Velvet Underground: Live MCMXIII
Dec 25, 1993
LIVE MCMXCIII, The Velvet Underground (Sire/Warner Bros.)
During their brief life as a band, between the mid 60s and early 70s, no one really imagined that the Velvet Underground would ever be anything more than a footnote to rock history. They never performed outside North America and even those shows were frequently performed to half-empty clubs. There were no “I have seen the future of rock’n’roll” pronouncements.
When Lou Reed and John Cale embarked on their motley solo careers and Sterling Morrison and Maureen Tucker quit the business, they left behind just a handful of poor-selling albums. But, as someone once observed, everybody who bought one of those was inspired to form a band.
Over the past 25 years their music has seeped into the collective consciousness, to the extent that without them rock’n’roll would be an entirely different beast. A few things we can either thank or blame the Velvets for:
White rhythm: If it weren’t for the Velvets white groups would still be trying to swing. The Velvets never even tried. They went against the tide of groups that aspired to imitate (however badly) black R&B and developed a monolithic, defiantly unfunky feel of their own.
Anti-singing: Again, in the 60s most white singers tried to sound black. But Nico’s Teutonic monotone and Lou Reed’s more deliberate disregard for the notes opened the door for anyone with a limited vocal range and an attitude.
Drug songs: There had always been supposedly “hidden references” to drugs, from “Mr Tambourine Man” to “Puff the Magic Dragon”, but no one had written as openly or clinically about narcotics as Reed did in “Heroin” or “Waiting For My Man”.
Flying Nun: The first generations of Flying Nun bands were all basically Velvet Underground fans who started bands. The Velvets albums were the yardstick for the dirty production, droning guitars and off-key singing that initially defined the sound of a Flying Nun record.
Black clothes: They may not know it, but the reason so many students wear black and covet their flatmate’s wrap-around shades can be traced back to early Velvets publicity shots.

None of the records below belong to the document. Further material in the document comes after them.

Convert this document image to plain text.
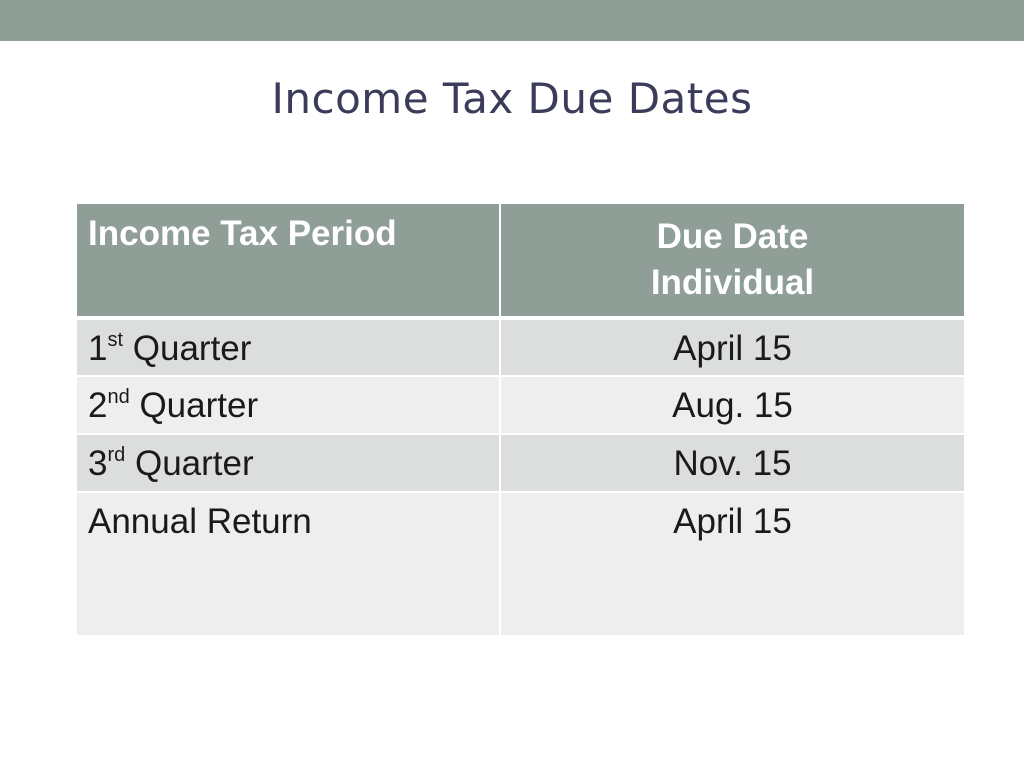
Income Tax Due Dates
Income Tax Period	Due Date
Individual

1st Quarter	April 15
2nd Quarter	Aug. 15
3rd Quarter	Nov. 15
Annual Return	April 15
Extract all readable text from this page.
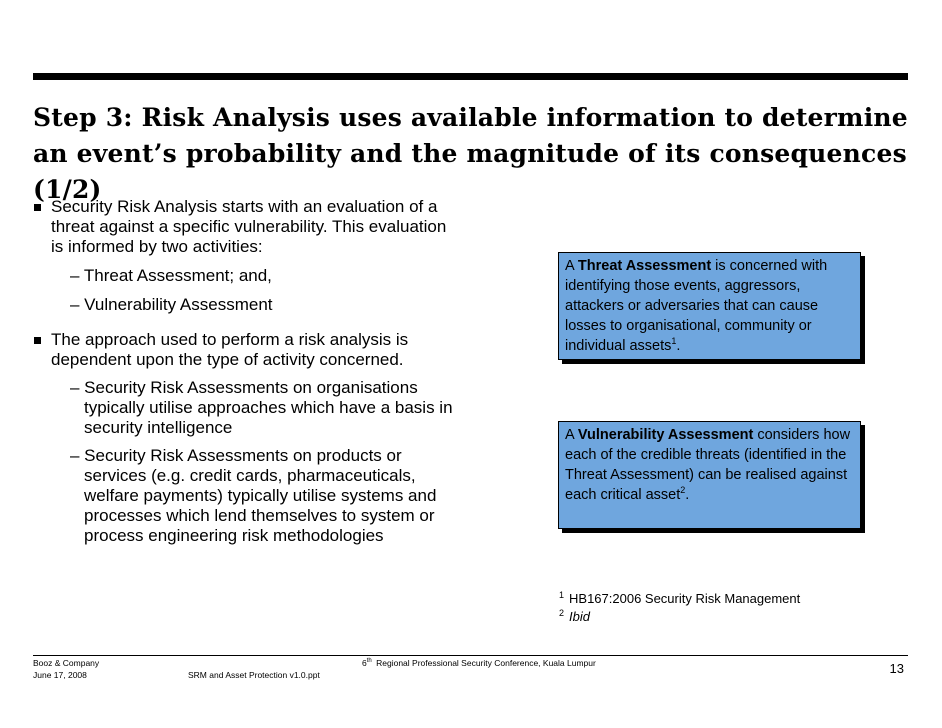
Step 3: Risk Analysis uses available information to determine an event’s probability and the magnitude of its consequences (1/2)
Security Risk Analysis starts with an evaluation of a threat against a specific vulnerability. This evaluation is informed by two activities:
– Threat Assessment; and,
– Vulnerability Assessment
The approach used to perform a risk analysis is dependent upon the type of activity concerned.
– Security Risk Assessments on organisations typically utilise approaches which have a basis in security intelligence
– Security Risk Assessments on products or services (e.g. credit cards, pharmaceuticals, welfare payments) typically utilise systems and processes which lend themselves to system or process engineering risk methodologies
A Threat Assessment is concerned with identifying those events, aggressors, attackers or adversaries that can cause losses to organisational, community or individual assets$^1$.
A Vulnerability Assessment considers how each of the credible threats (identified in the Threat Assessment) can be realised against each critical asset$^2$.
$^1$ HB167:2006 Security Risk Management
$^2$ Ibid
Booz & Company
June 17, 2008	SRM and Asset Protection v1.0.ppt
6th Regional Professional Security Conference, Kuala Lumpur	13
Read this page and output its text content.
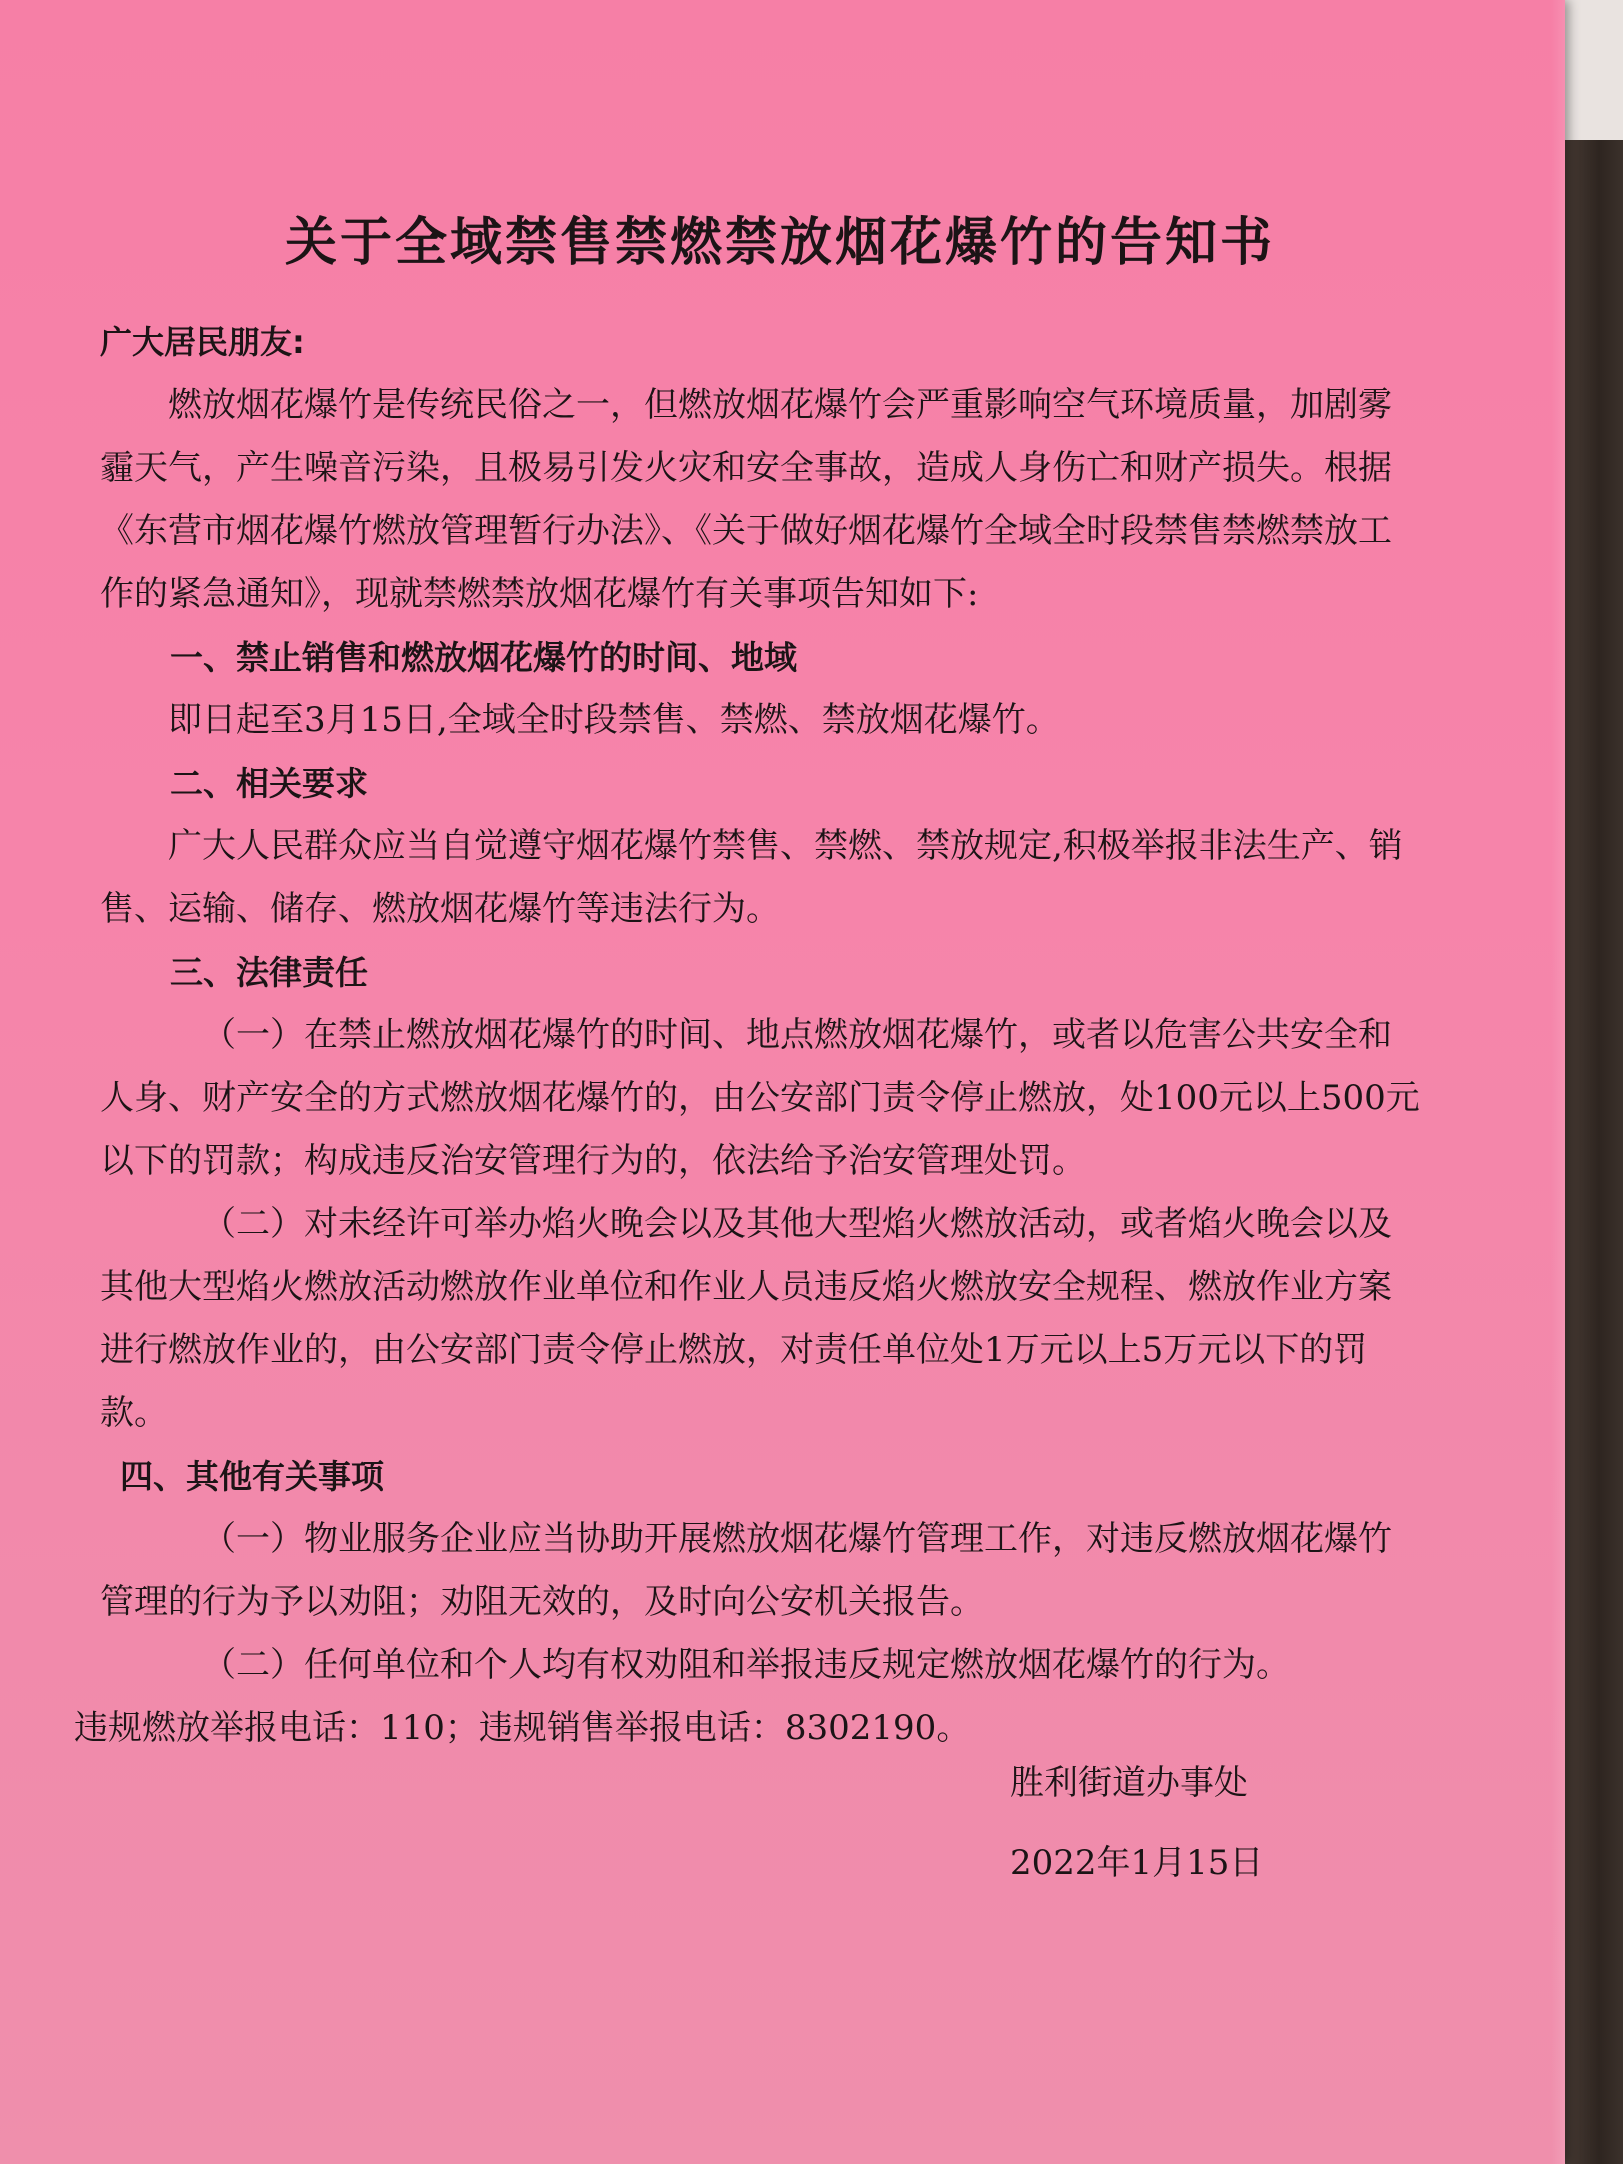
关于全域禁售禁燃禁放烟花爆竹的告知书

广大居民朋友:

燃放烟花爆竹是传统民俗之一，但燃放烟花爆竹会严重影响空气环境质量，加剧雾霾天气，产生噪音污染，且极易引发火灾和安全事故，造成人身伤亡和财产损失。根据《东营市烟花爆竹燃放管理暂行办法》、《关于做好烟花爆竹全域全时段禁售禁燃禁放工作的紧急通知》，现就禁燃禁放烟花爆竹有关事项告知如下:

一、禁止销售和燃放烟花爆竹的时间、地域

即日起至3月15日,全域全时段禁售、禁燃、禁放烟花爆竹。

二、相关要求

广大人民群众应当自觉遵守烟花爆竹禁售、禁燃、禁放规定,积极举报非法生产、销售、运输、储存、燃放烟花爆竹等违法行为。

三、法律责任

（一）在禁止燃放烟花爆竹的时间、地点燃放烟花爆竹，或者以危害公共安全和人身、财产安全的方式燃放烟花爆竹的，由公安部门责令停止燃放，处100元以上500元以下的罚款；构成违反治安管理行为的，依法给予治安管理处罚。

（二）对未经许可举办焰火晚会以及其他大型焰火燃放活动，或者焰火晚会以及其他大型焰火燃放活动燃放作业单位和作业人员违反焰火燃放安全规程、燃放作业方案进行燃放作业的，由公安部门责令停止燃放，对责任单位处1万元以上5万元以下的罚款。

四、其他有关事项

（一）物业服务企业应当协助开展燃放烟花爆竹管理工作，对违反燃放烟花爆竹管理的行为予以劝阻；劝阻无效的，及时向公安机关报告。

（二）任何单位和个人均有权劝阻和举报违反规定燃放烟花爆竹的行为。

违规燃放举报电话：110；违规销售举报电话：8302190。

胜利街道办事处
2022年1月15日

Women in bands: Moe Tucker wasn’t there as a sex symbol or gimmick. She was a musician, like the rest of the band. She was the first.
Avant-garde meets rock: When Joghn Cale brought his Cage-and-Stockhausen-inspired ideas on composition and improvisation to Reed’s rock’n’roll he showed a way for later adventurers, from Can to Eno to Sonic Youth.
Sexual deviance: Sadomasochism, homosexuality, transvestitism… Reed’s songs suggested to smart appropriators like David Bowie how these images could be exploited in rock.
British punk: When the punks thumbed – no, pierced then blew – their collective nose at the bands that had gone before, the Velvets were excepted: they had created the blueprint for punk’s nihilism a decade before.
All this has meant that almost 25 years after they played their last dispirited club gig, the Velvets have been able to return and fill arenas. With a collective age of around 200, the four original Velvets hardly look like proto-punks anymore: more like the staff of a university English department.
Funnily, there’s little to say about Live MCMXCIII, recorded over three nights at L’Olympia Theatre in Paris last June. It sounds like – well, the Velvet Underground, of course. So much so that it almost makes itself redundant; just about everything here is already available on early albums. Still, the music doesn’t sound anachronistic. Bands like Sonic Youth may have gone further in sheets-of-sound experiments, but a modal jam like the 15-minute ‘Hey Mr Rain” (around since the early Velvets though only ever heard on the late-80s out-takes album Another VU) certainly doesn’t sound like a 25-year-old idea. Only the faster trscks – “Sweet Jane”, “White Light/White Heat” – make me wonder whether they ever really left rock’n’roll conventions very far behind.
It will be interesting to see whether they continue as a group to do anything new or if they return to their solo projects, families, universities or whatever. In the meantime, this project at least has significance and dignity, features that virtually every other rock reunion has lacked.